Nous arrivons à Aixe-sur-Vienne où nous attendent Marius, Claire, et leurs enfants Casimir et Félix. Mais avant d’arriver chez eux, nous passons par le café-librairie Le Temps de Vivre. Nicolas, salarié de la librairie, nous offrira bien gentiment de venir déjeuner chez lui ce midi. Nous y ferons la rencontre d’Anne-Charlotte, son épouse. Petit moment bien sympathique et inopiné ! C’est la première fois, ils nous semble, que nous sommes invités pour le déjeuner. Anne-Charlotte guidera nos vélos jusque chez Marius, où nous ferons la connaissance de la petite famille avant qu’elle ne prenne quelques jours de vacances pour une rencontre familiale. Ils nous laissent ainsi profiter du cadre reposant de leur foyer au bord de la Vienne, à quelques mètres !

C’est dans cette maison vide de ses habitants, mais dont les murs semblent imprégnés de vie, que nous devions passer le week-end de l’ascension seuls. Enfin… c’est ce qui était prévu.

En fin de journée, ton papa est sorti pour étendre le linge après être rentré de courses. Ne le voyant pas revenir, ta maman finit par s’inquiéter. Aurait-il tenter seul un plongeon dans la Vienne si envoûtante ? Elle te prend dans ses bras et part à la recherche de ton petit papa adoré. Et là, dans le parc à côté de la maison, surprise !

Un jeune couple de voyageurs, Aurélia et Thibaud, étaient en pleine discussion avec ton papa. Accompagnés de leur petite fille pleine de vie, l’adorable Ema, et de Sureau, leur âne. Un peu perdus, très fatigués et un orage menaçant bientôt au dessus de la tête, ils sont venus nous demander l’hospitalité ! Quel étrange concours de circonstances aura mené à cette rencontre extraordinaire !

Quelques minutes plus tôt, ils n’auraient rencontré personne. Et si nous nous en étions tenu à nos plans d’origine, nous ne devions arriver à Aixe-sur-Vienne que le lendemain. Et s’ils ne s’étaient pas perdus au départ, nos chemins se seraient-ils croisés ? Une bien belle suite de coïncidences aura menée à ce moment inattendu, cette belle rencontre.

C’est donc ainsi, de façon improbable, que nous avons passé notre week-end solo à six, un âne et un chat, et quatre poules ! Nous avons été ravis de pouvoir discuter avec eux car il nous semble que nous partageons beaucoup de points communs avec cette jolie petite famille. Le plus évident étant bien sûr l’envie d’aller à l’aventure à pas d’homme, à la rencontre des autres et du patrimoine… mais aussi et surtout de voyager avec notre source de bonheur (et parfois d’angoisse) perpétuelle, notre enfant !
Cette petite tribu se dirige en direction de l’Italie. Empruntant principalement les GR, nous allons croiser de nouveau les itinéraires qu’ils vont prendre. Espérons que le hasard fera encore bien les choses et que nous les retrouverons peut-être lors d’une nouvelle halte.

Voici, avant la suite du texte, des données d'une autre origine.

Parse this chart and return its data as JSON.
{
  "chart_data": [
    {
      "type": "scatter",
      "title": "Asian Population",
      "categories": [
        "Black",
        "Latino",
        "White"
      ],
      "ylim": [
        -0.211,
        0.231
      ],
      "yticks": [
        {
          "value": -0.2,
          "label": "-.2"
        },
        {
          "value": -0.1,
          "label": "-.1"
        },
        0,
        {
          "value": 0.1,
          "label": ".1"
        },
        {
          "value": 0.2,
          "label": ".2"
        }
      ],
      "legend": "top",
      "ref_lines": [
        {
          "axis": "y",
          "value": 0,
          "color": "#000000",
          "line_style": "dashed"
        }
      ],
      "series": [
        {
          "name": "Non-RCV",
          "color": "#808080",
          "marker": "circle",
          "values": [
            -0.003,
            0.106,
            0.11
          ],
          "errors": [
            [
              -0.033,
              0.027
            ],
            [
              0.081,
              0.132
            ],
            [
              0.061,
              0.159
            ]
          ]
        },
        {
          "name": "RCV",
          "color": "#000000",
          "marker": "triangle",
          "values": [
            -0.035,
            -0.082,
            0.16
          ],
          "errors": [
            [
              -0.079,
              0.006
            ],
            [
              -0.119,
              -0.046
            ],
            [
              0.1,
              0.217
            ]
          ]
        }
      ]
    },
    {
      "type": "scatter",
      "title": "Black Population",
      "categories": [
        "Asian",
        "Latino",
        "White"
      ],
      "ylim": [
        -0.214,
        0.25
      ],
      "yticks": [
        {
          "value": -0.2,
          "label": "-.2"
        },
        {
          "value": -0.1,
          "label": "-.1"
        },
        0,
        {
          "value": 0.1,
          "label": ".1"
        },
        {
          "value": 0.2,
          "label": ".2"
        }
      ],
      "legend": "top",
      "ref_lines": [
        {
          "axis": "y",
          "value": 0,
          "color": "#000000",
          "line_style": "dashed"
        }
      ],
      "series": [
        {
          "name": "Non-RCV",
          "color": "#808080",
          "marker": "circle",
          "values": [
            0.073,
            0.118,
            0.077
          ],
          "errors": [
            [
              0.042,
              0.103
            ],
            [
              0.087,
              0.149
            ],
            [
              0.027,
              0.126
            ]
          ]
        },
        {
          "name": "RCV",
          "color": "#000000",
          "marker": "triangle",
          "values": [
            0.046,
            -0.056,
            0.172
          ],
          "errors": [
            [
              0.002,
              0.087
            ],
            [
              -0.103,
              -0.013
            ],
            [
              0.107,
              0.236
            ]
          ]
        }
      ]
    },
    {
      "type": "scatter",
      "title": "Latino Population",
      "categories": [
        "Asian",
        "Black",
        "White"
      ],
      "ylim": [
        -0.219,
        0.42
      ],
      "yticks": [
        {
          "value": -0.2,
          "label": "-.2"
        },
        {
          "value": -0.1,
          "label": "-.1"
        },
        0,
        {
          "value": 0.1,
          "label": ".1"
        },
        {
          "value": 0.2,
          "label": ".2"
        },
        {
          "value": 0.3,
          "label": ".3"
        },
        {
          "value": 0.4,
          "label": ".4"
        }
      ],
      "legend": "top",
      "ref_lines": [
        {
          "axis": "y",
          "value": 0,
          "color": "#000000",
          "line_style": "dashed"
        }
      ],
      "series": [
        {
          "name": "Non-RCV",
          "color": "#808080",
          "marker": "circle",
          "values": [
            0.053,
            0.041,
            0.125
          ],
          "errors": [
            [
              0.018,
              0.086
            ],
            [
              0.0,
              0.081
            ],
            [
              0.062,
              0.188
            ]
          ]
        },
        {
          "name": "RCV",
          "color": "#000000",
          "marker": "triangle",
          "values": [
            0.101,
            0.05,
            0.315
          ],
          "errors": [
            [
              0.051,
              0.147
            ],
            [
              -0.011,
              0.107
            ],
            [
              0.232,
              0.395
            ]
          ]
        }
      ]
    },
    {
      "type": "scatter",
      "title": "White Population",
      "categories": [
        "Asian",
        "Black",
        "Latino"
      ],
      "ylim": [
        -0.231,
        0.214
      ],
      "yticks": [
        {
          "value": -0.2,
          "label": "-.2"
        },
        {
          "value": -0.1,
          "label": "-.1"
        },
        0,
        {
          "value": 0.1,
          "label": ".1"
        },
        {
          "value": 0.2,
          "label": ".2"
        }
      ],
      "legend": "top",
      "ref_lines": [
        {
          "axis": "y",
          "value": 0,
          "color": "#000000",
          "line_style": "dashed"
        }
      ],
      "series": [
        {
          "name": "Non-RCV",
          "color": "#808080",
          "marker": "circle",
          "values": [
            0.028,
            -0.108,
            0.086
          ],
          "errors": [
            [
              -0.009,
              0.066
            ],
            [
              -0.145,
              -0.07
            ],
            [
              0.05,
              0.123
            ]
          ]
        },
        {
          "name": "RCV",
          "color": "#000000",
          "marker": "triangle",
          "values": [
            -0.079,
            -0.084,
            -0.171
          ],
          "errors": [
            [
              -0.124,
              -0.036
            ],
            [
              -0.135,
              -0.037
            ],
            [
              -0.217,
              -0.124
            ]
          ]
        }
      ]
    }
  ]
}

La nuit d’orage fut dure pour tous, et tes dents te rendirent un peu malade au cours de cette période. Néanmoins, la présence de la douce Ema semblait te remettre en joie et te donner l’énergie de cavaler partout dans le salon et de jouer avec elle.

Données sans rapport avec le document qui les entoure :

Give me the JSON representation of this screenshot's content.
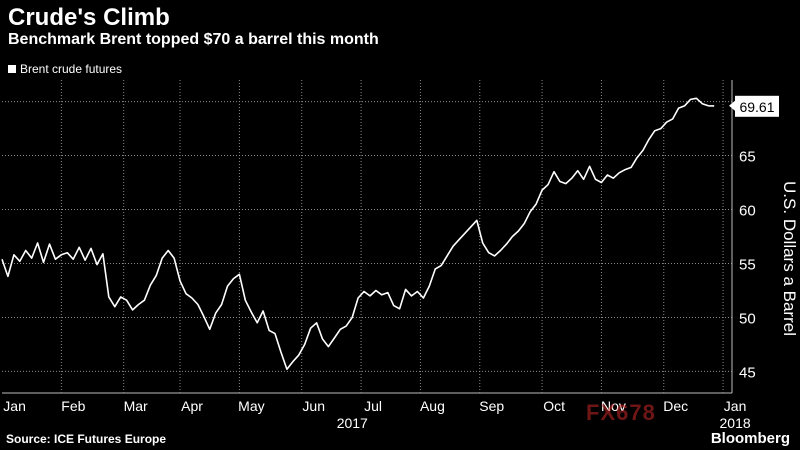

Nous nous réjouissons de cette rencontre insolite, brève mais joyeuse, qui restera dans nos mémoires. Ce fut l’occasion pour chacun de parler des difficultés liées au voyage, d’accepter qu’elles font partie de l’aventure et que ce sont elles qui nous permettent de l’apprécier d’autant plus. Savoir écouter son corps et son cœur aussi est important, accepter que l’escale et le temps de pause sont parfois une nécessité plus qu’un luxe, surtout avec un enfant que l’on souhaite élever de façon bienveillante, pour pouvoir repartir du bon pied. Comme le dit un proverbe charentais, « Qui va châ p’tit va loin » (Qui va doucement va loin).

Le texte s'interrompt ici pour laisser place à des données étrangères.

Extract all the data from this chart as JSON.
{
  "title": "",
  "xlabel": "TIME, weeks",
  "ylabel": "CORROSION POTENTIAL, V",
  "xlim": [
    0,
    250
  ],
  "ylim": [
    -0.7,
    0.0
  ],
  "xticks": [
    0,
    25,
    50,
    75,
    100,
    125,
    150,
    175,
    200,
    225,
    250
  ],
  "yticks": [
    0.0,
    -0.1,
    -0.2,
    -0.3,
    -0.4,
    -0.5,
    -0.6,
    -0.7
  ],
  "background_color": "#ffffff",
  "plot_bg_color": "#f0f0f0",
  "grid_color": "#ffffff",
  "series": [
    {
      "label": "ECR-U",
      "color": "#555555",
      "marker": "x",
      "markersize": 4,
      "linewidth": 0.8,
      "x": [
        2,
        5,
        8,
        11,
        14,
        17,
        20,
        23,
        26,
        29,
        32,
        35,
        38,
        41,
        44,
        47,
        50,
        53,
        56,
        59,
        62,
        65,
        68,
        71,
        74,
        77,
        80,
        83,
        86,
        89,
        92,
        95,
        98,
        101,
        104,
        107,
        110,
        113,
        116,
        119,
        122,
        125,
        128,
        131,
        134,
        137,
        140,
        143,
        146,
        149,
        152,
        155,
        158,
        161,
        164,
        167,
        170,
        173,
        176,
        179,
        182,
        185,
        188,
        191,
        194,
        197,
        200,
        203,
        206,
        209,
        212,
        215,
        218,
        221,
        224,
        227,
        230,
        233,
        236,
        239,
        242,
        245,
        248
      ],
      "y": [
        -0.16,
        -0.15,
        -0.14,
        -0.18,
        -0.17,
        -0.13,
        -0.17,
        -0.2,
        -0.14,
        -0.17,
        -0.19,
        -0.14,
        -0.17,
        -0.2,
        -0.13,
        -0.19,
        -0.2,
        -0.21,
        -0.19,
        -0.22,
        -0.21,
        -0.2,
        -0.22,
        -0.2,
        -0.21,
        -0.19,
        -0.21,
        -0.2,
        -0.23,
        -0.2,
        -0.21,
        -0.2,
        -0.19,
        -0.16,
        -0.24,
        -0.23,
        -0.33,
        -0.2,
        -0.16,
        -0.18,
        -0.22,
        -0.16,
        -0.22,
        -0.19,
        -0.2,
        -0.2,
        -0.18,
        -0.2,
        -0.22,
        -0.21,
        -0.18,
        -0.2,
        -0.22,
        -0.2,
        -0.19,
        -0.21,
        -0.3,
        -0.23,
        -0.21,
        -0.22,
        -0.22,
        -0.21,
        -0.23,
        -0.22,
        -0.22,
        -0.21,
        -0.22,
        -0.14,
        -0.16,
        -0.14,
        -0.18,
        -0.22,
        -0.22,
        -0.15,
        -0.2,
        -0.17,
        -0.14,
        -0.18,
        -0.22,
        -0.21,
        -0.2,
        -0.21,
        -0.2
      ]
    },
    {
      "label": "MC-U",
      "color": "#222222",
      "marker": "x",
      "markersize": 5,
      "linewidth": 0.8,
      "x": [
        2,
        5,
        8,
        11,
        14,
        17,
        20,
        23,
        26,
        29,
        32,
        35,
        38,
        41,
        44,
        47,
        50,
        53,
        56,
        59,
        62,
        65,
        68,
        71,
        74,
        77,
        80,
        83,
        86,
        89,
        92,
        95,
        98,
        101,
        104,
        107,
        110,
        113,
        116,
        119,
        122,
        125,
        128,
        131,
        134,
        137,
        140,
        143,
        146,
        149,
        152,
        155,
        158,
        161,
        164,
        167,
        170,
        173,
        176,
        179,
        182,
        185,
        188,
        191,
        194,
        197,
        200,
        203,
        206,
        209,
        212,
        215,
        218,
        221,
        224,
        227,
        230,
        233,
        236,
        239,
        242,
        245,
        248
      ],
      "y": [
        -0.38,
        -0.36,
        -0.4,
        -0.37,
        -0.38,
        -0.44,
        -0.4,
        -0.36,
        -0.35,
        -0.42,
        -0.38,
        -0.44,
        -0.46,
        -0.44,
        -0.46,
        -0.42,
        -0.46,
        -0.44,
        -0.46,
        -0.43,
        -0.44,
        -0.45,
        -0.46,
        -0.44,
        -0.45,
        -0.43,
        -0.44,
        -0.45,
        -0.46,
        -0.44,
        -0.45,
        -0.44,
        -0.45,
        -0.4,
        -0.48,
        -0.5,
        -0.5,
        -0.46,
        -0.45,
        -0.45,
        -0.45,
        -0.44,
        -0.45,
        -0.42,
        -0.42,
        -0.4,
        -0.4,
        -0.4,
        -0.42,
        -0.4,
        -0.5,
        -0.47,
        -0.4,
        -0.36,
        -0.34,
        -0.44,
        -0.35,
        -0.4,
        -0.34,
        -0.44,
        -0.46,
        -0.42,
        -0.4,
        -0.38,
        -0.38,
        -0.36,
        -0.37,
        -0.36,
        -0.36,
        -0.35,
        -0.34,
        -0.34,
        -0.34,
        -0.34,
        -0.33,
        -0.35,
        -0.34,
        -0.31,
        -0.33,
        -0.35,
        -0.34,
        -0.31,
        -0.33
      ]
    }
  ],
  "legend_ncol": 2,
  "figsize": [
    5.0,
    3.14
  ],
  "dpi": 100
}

C’est émus que nous les verrons repartir, en leur souhaitant bonne route et encore plein de belles rencontres. Nous ne manquerons pas de suivre leur belle aventure.

Nos amis d’un soir

 

Nous resterons encore quelques jours à Aixe-sur-vienne, après ce week-end férié. Nous irons à la rencontre des initiatives locales dont nous a parlé Marius, mais ceci, mon garçon, est une autre histoire.